I'm not dodging your legitimate questions. I'm not keen on labelling - it encourages pigeon-holing and stereotyping (as well as creating carricatures), but we need to distinguish between Neocons, Neo-liberals and Progressives. As I have pointed out on previous posts, the Neocons have shamelessly purloined the neo-liberal brand which has a distinguished pedigree from Adam Smith through JS Mill to Keynes and onto Krugman, Sen and Stiglitz in the modern era. Only for the purposes of this post I would describe Neocons as "Markets everywhere; government nowhere (expect to enforce prperty rights, to clean up the mess they make or to prosecute profitable wars)"; Genuine Neo-liberals as "Markets where possible; government as and when required"; Progressives as "Governments everywhere; and markets only if we really have to".
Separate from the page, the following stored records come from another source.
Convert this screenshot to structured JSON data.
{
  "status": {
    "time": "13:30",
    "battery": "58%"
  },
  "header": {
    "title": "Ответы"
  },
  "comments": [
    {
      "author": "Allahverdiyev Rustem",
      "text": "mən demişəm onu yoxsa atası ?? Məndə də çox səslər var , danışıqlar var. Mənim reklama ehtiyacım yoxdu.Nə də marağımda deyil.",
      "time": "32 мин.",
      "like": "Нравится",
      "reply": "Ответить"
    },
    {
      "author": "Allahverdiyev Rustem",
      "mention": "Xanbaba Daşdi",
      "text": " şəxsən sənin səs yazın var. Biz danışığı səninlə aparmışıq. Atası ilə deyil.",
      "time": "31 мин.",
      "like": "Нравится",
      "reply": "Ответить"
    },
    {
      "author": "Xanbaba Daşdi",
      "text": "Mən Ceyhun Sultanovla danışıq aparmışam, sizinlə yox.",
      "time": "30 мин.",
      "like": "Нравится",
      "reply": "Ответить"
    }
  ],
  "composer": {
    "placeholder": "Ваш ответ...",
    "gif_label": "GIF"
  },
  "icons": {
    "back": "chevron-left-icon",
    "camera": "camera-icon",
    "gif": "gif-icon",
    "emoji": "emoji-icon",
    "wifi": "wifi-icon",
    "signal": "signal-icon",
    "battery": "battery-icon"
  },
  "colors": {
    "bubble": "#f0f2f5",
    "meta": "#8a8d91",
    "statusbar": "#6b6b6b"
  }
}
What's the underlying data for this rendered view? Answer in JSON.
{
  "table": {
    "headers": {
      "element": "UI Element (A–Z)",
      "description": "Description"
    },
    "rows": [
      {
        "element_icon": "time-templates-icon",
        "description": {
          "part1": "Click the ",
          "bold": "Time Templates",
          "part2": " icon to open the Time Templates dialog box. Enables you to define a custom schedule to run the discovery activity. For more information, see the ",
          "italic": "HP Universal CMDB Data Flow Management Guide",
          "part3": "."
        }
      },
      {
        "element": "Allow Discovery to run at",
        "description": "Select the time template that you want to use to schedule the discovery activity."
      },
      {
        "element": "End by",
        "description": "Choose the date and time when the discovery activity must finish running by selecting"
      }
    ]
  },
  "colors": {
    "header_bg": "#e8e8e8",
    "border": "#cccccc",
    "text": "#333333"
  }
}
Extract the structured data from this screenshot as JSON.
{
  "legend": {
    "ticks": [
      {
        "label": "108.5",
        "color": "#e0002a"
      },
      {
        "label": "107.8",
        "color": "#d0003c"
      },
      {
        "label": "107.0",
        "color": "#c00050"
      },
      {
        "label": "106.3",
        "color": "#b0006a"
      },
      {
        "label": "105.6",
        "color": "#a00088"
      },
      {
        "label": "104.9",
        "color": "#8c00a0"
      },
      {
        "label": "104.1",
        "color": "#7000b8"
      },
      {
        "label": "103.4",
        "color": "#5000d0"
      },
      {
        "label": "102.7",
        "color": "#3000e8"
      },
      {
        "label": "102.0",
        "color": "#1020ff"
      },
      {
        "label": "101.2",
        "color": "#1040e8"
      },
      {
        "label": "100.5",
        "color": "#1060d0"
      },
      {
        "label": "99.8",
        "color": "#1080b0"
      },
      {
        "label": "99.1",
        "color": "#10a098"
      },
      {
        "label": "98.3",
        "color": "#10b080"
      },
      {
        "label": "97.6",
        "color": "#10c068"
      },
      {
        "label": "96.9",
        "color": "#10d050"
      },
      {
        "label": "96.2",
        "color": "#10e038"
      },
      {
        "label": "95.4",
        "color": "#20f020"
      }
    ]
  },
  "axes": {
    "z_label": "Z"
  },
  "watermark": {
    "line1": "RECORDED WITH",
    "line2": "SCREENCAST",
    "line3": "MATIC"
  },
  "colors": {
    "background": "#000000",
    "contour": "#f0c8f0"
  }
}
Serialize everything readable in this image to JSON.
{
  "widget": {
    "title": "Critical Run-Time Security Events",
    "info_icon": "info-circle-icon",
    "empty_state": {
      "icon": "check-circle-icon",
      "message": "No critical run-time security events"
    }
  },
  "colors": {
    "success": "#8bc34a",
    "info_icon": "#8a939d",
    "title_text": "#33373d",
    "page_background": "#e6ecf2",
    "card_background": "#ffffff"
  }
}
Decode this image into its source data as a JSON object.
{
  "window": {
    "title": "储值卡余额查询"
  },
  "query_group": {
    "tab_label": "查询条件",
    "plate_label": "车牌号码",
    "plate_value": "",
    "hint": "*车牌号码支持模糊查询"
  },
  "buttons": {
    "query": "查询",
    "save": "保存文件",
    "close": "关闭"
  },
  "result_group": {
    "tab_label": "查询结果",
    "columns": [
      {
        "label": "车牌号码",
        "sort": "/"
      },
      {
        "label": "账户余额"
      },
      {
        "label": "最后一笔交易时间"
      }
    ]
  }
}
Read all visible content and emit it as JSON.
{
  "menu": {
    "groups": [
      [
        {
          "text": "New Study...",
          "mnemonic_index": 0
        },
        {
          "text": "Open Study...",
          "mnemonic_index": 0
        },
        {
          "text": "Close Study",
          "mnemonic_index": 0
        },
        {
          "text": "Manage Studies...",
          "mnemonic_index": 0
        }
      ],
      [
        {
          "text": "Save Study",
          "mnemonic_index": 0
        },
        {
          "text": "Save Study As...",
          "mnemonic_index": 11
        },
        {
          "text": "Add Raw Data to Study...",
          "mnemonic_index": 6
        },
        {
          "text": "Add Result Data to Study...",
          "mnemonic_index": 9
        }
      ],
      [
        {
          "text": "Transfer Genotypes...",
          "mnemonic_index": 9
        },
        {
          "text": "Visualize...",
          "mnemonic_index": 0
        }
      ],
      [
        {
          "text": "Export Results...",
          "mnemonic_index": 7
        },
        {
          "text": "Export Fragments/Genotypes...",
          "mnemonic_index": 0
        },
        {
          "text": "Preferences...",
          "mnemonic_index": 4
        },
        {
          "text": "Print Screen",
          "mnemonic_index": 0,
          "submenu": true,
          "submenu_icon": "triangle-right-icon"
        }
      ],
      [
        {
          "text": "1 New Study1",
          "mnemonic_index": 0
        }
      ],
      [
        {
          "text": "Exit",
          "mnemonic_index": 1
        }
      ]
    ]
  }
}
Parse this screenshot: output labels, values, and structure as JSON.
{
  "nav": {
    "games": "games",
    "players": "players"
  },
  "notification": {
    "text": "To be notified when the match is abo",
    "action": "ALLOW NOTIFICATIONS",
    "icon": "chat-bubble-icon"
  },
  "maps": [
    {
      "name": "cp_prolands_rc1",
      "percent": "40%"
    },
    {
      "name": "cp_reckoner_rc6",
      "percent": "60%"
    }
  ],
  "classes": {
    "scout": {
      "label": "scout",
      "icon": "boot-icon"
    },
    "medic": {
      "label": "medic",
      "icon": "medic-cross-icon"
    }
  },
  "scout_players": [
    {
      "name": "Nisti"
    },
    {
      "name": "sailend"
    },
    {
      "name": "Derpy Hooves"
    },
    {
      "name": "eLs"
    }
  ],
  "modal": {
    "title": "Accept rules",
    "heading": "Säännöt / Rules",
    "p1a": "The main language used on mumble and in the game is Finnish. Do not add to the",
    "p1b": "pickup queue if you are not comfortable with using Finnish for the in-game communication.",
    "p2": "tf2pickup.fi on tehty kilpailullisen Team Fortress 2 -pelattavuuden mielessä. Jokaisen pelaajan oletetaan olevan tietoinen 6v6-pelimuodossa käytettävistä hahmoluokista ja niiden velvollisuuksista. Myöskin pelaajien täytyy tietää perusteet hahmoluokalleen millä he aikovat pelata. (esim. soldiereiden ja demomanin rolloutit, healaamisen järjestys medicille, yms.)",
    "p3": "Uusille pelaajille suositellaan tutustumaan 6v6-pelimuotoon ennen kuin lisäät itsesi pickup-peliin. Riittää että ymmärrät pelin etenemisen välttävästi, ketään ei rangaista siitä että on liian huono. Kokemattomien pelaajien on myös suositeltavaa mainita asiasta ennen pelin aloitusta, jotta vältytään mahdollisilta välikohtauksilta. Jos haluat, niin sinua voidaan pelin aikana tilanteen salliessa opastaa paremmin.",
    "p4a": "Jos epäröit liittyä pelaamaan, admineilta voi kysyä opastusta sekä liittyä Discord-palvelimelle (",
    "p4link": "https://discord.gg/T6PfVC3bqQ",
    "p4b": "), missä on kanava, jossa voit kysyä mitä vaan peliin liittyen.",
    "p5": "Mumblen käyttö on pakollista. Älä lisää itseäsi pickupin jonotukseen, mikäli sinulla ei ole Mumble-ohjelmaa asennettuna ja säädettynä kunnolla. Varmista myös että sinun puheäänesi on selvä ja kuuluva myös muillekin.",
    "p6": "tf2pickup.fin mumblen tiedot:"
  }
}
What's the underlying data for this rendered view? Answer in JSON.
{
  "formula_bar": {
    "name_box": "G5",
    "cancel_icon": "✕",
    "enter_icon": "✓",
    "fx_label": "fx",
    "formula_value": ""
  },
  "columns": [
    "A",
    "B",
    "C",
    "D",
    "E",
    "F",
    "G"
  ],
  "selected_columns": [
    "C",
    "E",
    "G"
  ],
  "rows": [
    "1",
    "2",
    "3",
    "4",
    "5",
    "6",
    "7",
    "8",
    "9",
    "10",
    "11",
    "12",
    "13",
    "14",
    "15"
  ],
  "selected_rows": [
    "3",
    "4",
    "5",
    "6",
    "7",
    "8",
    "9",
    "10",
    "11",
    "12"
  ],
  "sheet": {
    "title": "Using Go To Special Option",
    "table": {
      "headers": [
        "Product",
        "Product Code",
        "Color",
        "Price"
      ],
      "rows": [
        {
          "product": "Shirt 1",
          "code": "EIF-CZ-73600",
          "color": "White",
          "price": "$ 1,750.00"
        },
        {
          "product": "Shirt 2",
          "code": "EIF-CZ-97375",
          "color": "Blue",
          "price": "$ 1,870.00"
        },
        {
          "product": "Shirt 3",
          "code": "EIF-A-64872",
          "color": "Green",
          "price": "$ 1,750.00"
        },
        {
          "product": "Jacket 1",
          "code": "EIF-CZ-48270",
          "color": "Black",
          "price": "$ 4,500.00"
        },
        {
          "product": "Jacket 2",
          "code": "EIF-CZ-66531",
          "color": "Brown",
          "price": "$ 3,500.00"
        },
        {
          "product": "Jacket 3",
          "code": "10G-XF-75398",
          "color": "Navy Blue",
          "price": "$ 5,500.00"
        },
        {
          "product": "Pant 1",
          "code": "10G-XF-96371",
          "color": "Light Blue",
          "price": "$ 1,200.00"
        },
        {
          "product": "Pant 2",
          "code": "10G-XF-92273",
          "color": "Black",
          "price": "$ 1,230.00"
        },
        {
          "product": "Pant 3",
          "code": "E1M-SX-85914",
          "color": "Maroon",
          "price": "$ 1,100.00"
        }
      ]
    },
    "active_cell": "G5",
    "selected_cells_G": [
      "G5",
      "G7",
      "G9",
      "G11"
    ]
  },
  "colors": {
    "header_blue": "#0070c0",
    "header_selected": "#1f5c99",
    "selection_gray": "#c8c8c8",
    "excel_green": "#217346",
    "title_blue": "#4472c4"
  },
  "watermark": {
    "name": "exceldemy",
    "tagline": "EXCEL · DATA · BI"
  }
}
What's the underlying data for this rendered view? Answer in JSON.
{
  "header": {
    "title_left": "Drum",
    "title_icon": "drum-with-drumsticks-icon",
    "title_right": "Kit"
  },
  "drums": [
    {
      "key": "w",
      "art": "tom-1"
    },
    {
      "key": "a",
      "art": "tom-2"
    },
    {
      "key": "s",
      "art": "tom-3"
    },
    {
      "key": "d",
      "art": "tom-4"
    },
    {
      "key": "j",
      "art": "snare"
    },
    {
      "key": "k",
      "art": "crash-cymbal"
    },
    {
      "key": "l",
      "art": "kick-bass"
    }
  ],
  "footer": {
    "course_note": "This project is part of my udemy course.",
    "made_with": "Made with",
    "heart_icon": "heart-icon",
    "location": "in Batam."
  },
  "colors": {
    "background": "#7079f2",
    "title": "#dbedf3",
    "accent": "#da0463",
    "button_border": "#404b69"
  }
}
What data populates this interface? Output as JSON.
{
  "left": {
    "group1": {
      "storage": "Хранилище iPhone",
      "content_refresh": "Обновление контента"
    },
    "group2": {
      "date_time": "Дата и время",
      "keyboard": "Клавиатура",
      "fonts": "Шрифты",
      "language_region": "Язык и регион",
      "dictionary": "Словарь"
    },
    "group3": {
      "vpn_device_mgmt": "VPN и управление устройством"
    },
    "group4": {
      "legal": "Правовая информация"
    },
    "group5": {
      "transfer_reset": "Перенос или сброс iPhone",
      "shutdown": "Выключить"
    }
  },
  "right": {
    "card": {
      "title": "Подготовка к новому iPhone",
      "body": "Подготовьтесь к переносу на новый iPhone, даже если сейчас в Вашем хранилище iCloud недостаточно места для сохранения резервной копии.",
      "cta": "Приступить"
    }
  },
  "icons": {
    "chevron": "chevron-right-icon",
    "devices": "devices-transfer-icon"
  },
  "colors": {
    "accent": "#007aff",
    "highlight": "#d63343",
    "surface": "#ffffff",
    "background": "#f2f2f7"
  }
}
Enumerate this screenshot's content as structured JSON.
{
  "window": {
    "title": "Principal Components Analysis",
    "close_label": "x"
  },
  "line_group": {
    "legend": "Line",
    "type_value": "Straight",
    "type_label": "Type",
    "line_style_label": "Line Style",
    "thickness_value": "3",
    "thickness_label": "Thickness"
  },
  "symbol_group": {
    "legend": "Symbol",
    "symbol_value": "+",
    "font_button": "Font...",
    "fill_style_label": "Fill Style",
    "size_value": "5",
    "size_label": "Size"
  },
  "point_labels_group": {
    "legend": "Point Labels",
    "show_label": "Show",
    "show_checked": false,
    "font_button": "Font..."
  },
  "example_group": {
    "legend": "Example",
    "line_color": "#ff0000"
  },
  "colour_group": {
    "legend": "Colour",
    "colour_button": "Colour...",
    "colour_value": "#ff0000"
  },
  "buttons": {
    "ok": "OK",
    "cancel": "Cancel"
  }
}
I know this is probably unfair, but if the cap fits...

John Barry said...

Paul, I think you misunderstand me. I'm not interested in labelling myself, but am asking about the underlying values, and normative principles which each and every theory of political economy has - whether it makes these explicit or not. Each of the three positions you outline - neo-cons, neo-liberals and progressives - have different (and some shared) normative views, all I'm asking for is a greater honesty or self-awareness that none of these positions - and others - are objective, scientific, value-free or non-ideological. That's all. My main gripe is the continuing fiction amongst neo-classical economists that their position on the economy is somehow non-political or non-ethical or non-ideological.

Paul Hunt said...

Thank you for toning down the rhetoric. I trust you realise your posts were becoming a tad "ad hominem". As a first response I would refer you to the subsequent post highlighting Paul Sweeney's reasonably objective bio-pic of Keynes. What you seem to be tilting against is the hijacking of the economics discipline by the Neocons over the last 30 years. Although the distinguished, relevant and humane tradition of liberal economics never disappeared, it was marginalised and it is now being painfully resurrected. What Keynes knew - and what those economists who have built on his insights know - is that unfettered free markets are disastrous, but that excessive state direction and control is equally damaging. Keynes saw if as an empirical and technical task to identify the balance between government and the market in changing economic circumstances. Identifying the appropriate balance is fiendishly difficult, but this should not deter us. For example, I believe many of the posters on are struggling to strike this balance for the Irish economy in the most efficient, effective and humane manner. It isn't helpful when posters on this site carricature the "Dublin Consensus" as being Neocons red in tooth and claw. Nor is it helpful when the default reaction is to advocate signifciant increases in public expenditure and state intervention.

As a second response, I believe Marx was the first influential economic, social and political scientist who recognised that the evolutionary process in humans needs to be arrested, slowed, managed, channelled. Unconstrained we have the ability to consume and destroy ourselves and the planet. The balance between markets and government is equally relevant here.